The Domain Name System (DNS) is an internet phonebook—a registry between IP addresses and human-friendly domain name. The lookup process involves recursively parsing the domain name with each respective nameserver.
- The client asks DNS Recursive Resolver to lookup a hostname, “twitter.com”
- The DNS Recursive Resolver sends DNS query to Root Nameserver
- Root Nameserver responds with IP address of TLD Nameserver (the “.com” Nameserver)
- DNS Recursive Resolver sends DNS query to TLD Nameserver
- TLD Nameserver responds with IP address of Domain Nameserver (“twitter.com” Nameserver)
- DNS Recursive Resolver sends DNS query to Domain Nameserver
- Domain Nameserver is authoritative, so replies with server IP address.
- DNS Recursive Resolver finally responds to Client, sending server IP address
In practice, this lookup doesn’t happen every time. The result will typically be cached locally in your browser or operating system.
DNS is managed by ICANN, a nonprofit organization that maintains a lot of critical internet infrastructure, including the DNS Nameservers. However, the remote calls to Nameservers in a DNS Lookup can be subverted in a type of security attack called a DNS Hijack.
A common cyber security attack involves an attacker inserting a rogue call in to this DNS lookup process. It’s called a DNS hijack.
In a DNS hijacking, an attacker will change the DNS records of a target to point to an unintended IP address. This has the potential to harm many users because this corrupted record will send every visitor to the attackers desired IP address.
The DNS Lookup can be subverted at many points. Attack vectors include malware on your own machine that changes your local DNS settings as well as compromised DNS resolver, router, or nameserver.
Typically the motivation is phishing for private information or revenue through ads traffic. Recently, his technique has been used to exploit cryptocurrency users.
We have described HTTP, the protocol that allows computers on the web to understand each other. We see how clients and servers send HTTP messages across the web. These messages have headers and bodies, bodies containing data and headers containing data about the body. Cookies are designated headers containing unique strings of data. Servers and browsers use these data to establish identity.

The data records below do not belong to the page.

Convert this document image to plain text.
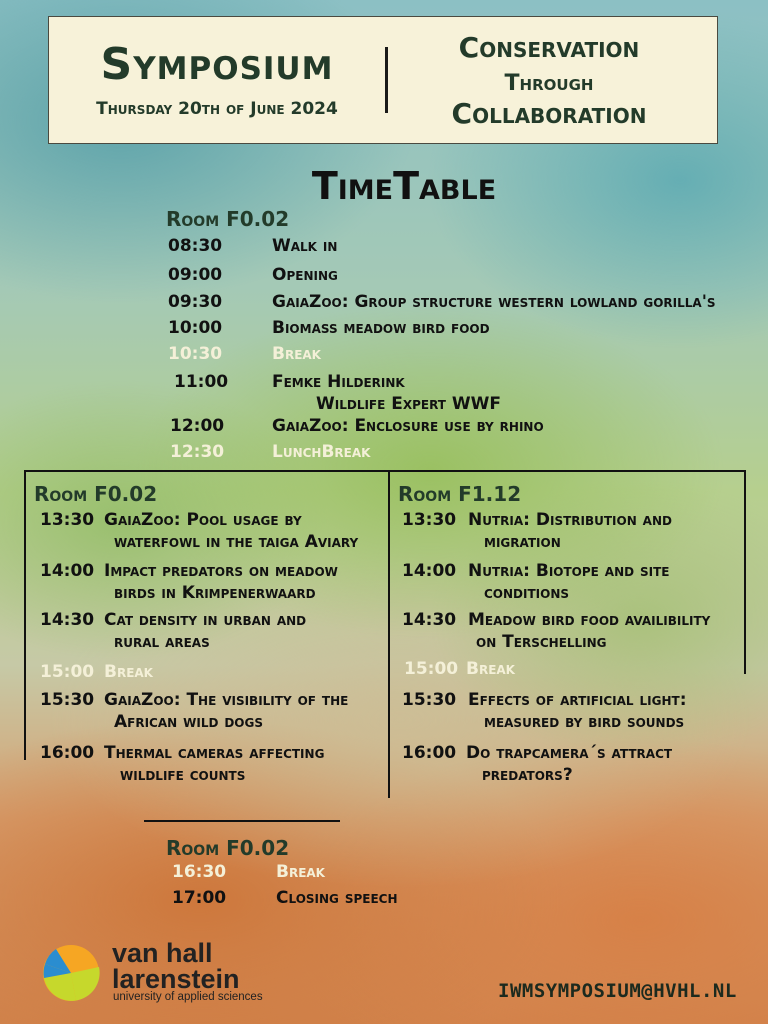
Symposium
Thursday 20th of June 2024
Conservation
Through
Collaboration
TimeTable
Room F0.02
08:30	Walk in
09:00	Opening
09:30	GaiaZoo: Group structure western lowland gorilla's
10:00	Biomass meadow bird food
10:30	Break
11:00	Femke Hilderink
Wildlife Expert WWF
12:00	GaiaZoo: Enclosure use by rhino
12:30	LunchBreak
Room F0.02
13:30 GaiaZoo: Pool usage by
waterfowl in the taiga Aviary
14:00 Impact predators on meadow
birds in Krimpenerwaard
14:30 Cat density in urban and
rural areas
15:00 Break
15:30 GaiaZoo: The visibility of the
African wild dogs
16:00 Thermal cameras affecting
wildlife counts
Room F1.12
13:30 Nutria: Distribution and
migration
14:00 Nutria: Biotope and site
conditions
14:30 Meadow bird food availibility
on Terschelling
15:00 Break
15:30 Effects of artificial light:
measured by bird sounds
16:00 Do trapcamera´s attract
predators?
Room F0.02
16:30	Break
17:00	Closing speech
van hall
larenstein
university of applied sciences	IWMSYMPOSIUM@HVHL.NL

This process is built on top of TCP and made accessible by DNS, systems that enable our browsing experience.
So, what happens when you type a URL and press enter?
- Perform a DNS lookup on the hostname (example.com) to get an IP address (220.127.116.11)
- Open a TCP socket to 18.104.22.168 on port 80 (the HTTP port)
- Send an HTTP request that includes the desired path (/)
- Read the HTTP response from the socket
- Parse the HTML into the DOM
- Render the page based on the DOM7. Repeat until all external resources are loaded:
- If there are pending external resources, make HTTP requests for these (run steps 1-4)
- Render the resources into the page